The spirited ‘The Meaning Of Forever’ kick starts the album in confident style, and is followed by a song (‘Crest Of The Wave’) that deserves hearing by a wide audience. It is a wonderful number, with an amazing staccato riff, tremendous guitar solos and is so very, very catchy.‘In Dependence’ is a much more straight ahead rocker that really burrows into the consciousness while ‘Yesterday’ is a very capricious song with a slightly jazzy middle section and plenty to enthuse those with progressive leanings. There’s some great shredding too…’Circle Of Hate’ is another solid metal song, performed with conviction and including another blazing guitar solo and this leads onto the title track which at 7:25 is the longest on the album.
Strident, multi-layered guitars set the scene here and it grows into a mid-paced song about hope. I assume that the wonderful Spanish guitar section at the end represents the gaining of a positive outcome.The obligatory ballad ‘Turn About’ comes next: a rather dramatic song with a rather Grecian feel to it instrumentally while vocally Piero Leporale goes for it as though serenading the passengers on a Vaporetto!

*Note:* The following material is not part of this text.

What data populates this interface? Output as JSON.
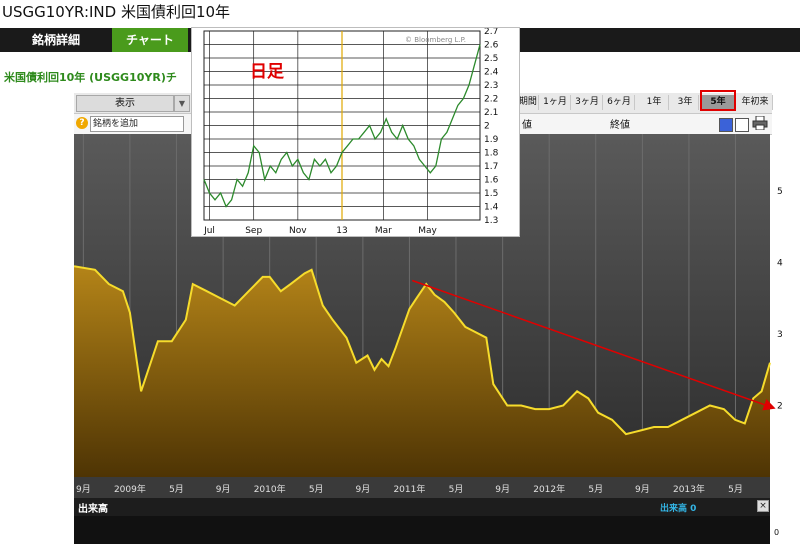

It’s very, very strange within the context of the rest of the album. ‘Soultrip’ is a frenetic song with incessant double-kick drumming, ‘Inner God’ slowing proceedings to mid-tempo: an interesting and quite varied number with syncopated beats and a pretty good vocal performance. Closing song ‘Last Neverland’ and second longest here, exhibits all that is so promising about this debut as summarised previously.
I do have to mention that the higher register singing on most of the songs could, perhaps, have gained from a “warmer” vocal style but nevertheless ‘Spadework’ is an impressively solid album that should please the power metal cognoscenti and is well worth checking out.